Certains collaborateurs titulaires du CAPAC considèrent également qu'il convient de tenir compte des cessions d'offices entre avocats aux Conseils à la suite d'une mésentente entre associés, dans la mesure où de telles cessions restreindraient les opportunités d'association offertes aux diplômés du CAPAC non installés car elles pourraient donner lieu à la demande de créations d'offices (par scission de fait d'offices existants), sans entrainer une véritable augmentation de l'offre.
Par ailleurs, des contributeurs, en particulier les avocats aux Conseils récemment installés, considèrent qu'il faudrait tenir compte de l'impact de la création d'offices sur la santé financière de certains offices existants (en particulier des offices acquis récemment par de jeunes avocats aux conseils qui, pour ce faire, ont contracté un emprunt), ainsi que sur les conditions de cession des offices existants, afin de ne pas entraîner un bouleversement des conditions d'activité des offices existants, et de ne pas fausser la concurrence4.

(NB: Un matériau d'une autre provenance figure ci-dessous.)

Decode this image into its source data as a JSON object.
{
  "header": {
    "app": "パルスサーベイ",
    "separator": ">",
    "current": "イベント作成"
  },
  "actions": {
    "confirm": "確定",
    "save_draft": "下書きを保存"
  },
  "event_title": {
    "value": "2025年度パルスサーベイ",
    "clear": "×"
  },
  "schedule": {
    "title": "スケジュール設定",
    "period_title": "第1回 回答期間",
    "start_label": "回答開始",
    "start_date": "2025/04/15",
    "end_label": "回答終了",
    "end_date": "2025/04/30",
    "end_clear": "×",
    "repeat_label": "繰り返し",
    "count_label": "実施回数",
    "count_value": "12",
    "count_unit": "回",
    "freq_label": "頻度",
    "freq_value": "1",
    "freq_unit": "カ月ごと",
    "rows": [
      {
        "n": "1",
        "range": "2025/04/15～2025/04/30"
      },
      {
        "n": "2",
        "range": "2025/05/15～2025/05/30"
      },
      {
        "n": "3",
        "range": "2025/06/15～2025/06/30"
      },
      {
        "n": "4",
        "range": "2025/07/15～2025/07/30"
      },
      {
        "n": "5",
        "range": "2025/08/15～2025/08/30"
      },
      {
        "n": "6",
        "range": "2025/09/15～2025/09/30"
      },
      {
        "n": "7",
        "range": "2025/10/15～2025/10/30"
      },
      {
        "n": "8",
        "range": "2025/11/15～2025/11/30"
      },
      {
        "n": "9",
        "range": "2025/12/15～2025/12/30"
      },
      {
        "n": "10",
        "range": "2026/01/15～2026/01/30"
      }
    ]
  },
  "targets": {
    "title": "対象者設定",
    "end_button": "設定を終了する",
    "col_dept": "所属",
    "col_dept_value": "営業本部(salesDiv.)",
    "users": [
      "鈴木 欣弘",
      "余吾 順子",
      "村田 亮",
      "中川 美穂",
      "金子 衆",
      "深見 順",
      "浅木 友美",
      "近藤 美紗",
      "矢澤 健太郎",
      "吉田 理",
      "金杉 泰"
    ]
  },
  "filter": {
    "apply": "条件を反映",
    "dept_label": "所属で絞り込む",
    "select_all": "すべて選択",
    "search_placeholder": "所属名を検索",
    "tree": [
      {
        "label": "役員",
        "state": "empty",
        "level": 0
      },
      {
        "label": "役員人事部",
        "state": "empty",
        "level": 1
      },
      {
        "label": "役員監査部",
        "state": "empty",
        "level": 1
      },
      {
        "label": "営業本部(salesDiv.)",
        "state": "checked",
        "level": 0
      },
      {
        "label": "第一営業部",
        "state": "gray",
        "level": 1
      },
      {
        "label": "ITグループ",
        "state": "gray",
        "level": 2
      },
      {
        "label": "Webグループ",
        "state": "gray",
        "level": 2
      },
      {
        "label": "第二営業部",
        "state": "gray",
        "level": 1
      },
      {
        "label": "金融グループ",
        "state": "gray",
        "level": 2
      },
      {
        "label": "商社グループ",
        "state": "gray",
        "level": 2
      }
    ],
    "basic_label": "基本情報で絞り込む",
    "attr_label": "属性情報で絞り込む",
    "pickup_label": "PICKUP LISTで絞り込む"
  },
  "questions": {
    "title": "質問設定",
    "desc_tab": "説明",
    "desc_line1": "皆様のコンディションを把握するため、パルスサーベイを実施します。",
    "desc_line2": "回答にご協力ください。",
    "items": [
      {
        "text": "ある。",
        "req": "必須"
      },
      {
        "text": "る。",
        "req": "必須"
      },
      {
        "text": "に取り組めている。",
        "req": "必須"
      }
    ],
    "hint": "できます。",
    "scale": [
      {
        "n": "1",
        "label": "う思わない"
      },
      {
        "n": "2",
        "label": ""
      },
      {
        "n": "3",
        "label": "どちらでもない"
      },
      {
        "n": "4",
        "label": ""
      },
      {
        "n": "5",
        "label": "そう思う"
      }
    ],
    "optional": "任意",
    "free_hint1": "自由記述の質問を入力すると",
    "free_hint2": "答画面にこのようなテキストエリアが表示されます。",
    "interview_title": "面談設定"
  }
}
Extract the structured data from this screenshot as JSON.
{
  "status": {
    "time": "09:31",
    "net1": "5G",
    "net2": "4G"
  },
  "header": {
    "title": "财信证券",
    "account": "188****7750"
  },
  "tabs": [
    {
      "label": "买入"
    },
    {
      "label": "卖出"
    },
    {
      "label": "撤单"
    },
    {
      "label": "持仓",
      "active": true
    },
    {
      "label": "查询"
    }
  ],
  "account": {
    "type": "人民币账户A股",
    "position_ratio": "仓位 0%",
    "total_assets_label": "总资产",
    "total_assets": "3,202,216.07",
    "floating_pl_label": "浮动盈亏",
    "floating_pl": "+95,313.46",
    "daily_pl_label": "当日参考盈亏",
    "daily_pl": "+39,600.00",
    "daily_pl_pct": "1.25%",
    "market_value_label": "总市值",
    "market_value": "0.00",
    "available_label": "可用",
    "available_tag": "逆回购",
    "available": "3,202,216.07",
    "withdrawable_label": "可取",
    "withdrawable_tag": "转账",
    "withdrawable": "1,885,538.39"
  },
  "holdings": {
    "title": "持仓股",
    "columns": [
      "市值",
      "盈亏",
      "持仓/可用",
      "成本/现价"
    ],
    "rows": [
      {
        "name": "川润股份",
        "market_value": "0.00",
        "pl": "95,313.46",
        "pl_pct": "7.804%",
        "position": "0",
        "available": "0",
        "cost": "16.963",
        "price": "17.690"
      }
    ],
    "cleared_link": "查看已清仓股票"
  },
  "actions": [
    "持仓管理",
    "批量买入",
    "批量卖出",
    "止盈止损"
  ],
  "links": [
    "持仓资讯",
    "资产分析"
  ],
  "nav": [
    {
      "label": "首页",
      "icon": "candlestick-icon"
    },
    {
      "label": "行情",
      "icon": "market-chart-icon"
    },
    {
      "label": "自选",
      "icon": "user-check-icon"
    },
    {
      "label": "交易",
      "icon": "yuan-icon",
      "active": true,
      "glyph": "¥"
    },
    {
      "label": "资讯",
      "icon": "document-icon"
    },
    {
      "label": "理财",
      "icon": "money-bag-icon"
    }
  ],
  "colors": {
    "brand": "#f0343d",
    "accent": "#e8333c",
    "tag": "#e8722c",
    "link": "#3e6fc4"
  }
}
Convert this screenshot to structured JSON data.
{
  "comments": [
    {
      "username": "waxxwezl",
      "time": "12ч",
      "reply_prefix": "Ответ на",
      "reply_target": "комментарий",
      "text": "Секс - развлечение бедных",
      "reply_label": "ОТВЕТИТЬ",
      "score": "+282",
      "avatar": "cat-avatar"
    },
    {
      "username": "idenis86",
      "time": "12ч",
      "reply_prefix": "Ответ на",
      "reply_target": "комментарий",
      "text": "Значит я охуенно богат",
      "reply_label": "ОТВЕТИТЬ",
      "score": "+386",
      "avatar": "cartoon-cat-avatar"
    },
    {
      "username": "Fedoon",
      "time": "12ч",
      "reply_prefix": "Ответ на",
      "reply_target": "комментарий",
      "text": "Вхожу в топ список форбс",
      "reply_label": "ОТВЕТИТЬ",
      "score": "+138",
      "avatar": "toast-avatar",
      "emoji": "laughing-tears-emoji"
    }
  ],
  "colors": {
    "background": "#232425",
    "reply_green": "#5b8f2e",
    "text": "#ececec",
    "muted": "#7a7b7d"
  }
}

De plus, les avocats aux Conseils installés considèrent qu'il convient également de tenir compte du rythme d'entrée dans les offices existants. Ils insistent sur le fait que le nombre d'avocats aux Conseils a cru au cours des 10 dernières années et indiquent que l'accès à la profession d'avocat aux Conseils pour les jeunes diplômés du CAPAC devrait être facilité dans les prochaines années du fait de nombreux départs à la retraite parmi les avocats aux Conseils en exercice.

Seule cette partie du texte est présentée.